Water doesn't sublimate. Sublimation is solid to gaseous phase change.

[–] ulterno@programming.dev 1 points 5 hours ago

Yeah, evaporate would be the appropriate word here, while sublimate would be for room temperature ice, which I don't know if it is ice that does it or if there is a microscopic film of water that then evaporates.

sublimation is poorly defined in our context.

[–] Tinidril@midwest.social 0 points 4 hours ago

Technically, water does sublimate, just not at normal earth pressures. Below 0.6 kPa it transitions straight from solid to gas.

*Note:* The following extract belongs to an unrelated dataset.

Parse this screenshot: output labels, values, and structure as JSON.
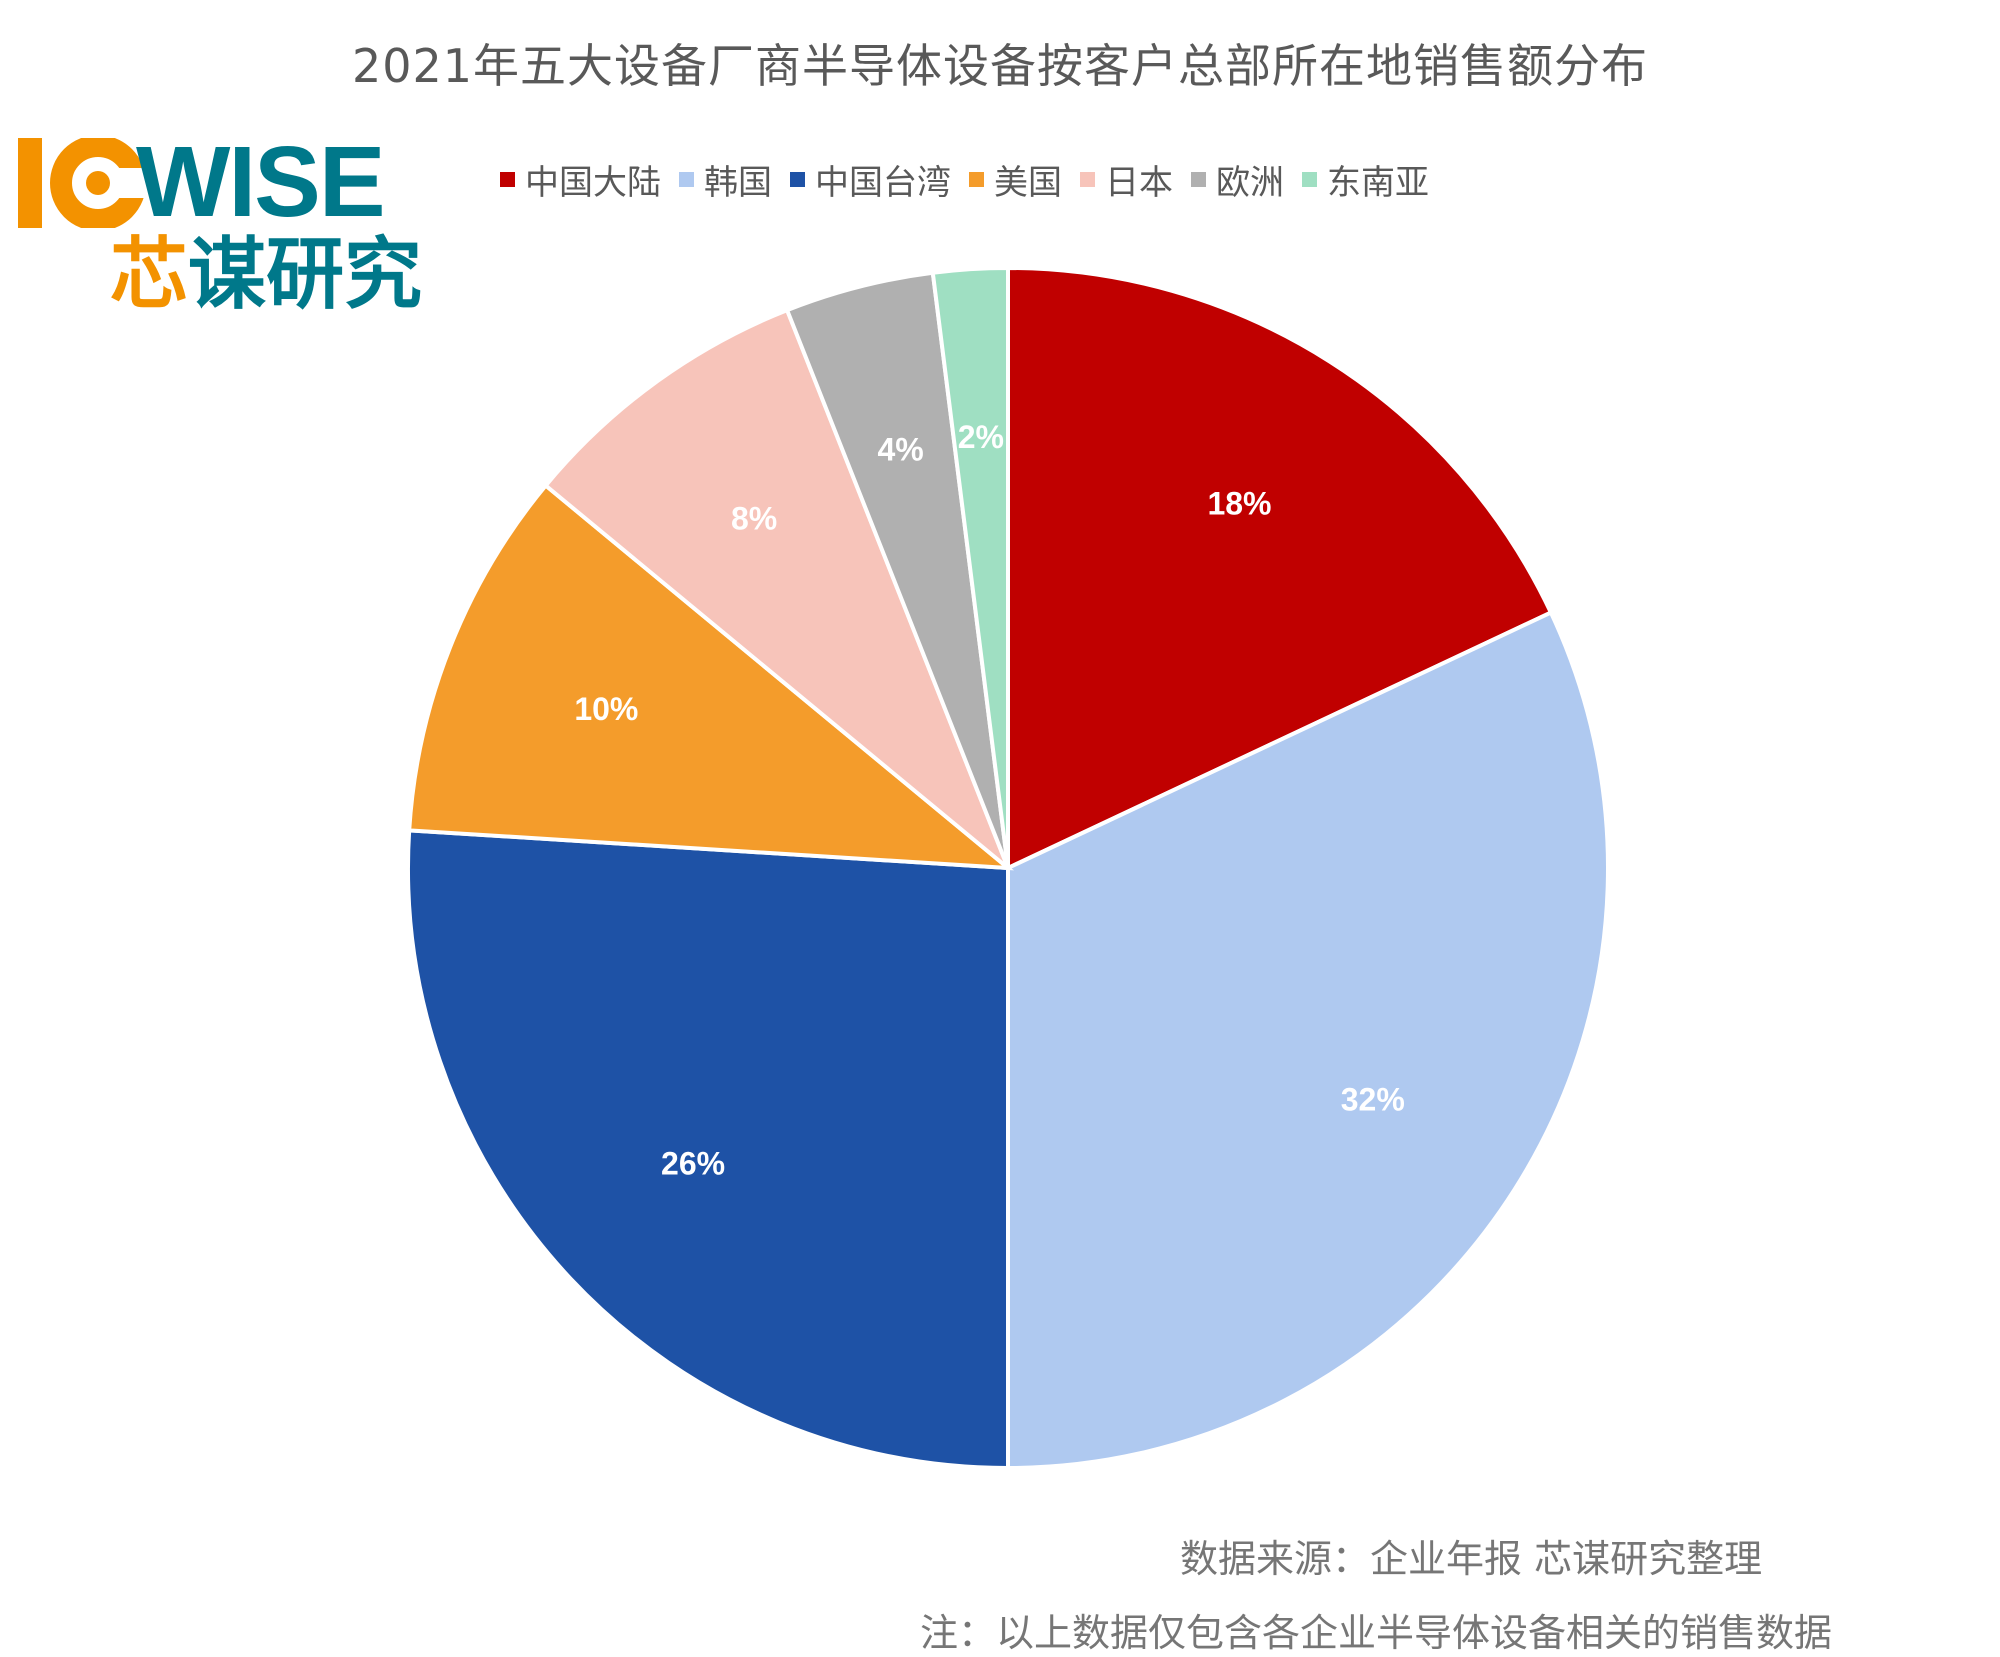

[–] naught@sh.itjust.works 20 points 12 hours ago

Pretty sure Bill Nye taught me this. Substitute teachers aren't playing the good stuff anymore

[–] Hideakikarate@sh.itjust.works 16 points 12 hours ago

I wanna say Bill Nye had a little contraption that explained this phenomenon. A cup with a piston on one end that vibrated. The top part of the cup had a ring in the center where little balls in the cup could fit. The piston represented the temperature (energy). Even at a lower temperature, some balls could randomly fly into the little hole and into the other partition. Turning the temperature up (increasing the speed and power of the piston) made more balls more frequently "evaporate." I wish I could find that demonstration again.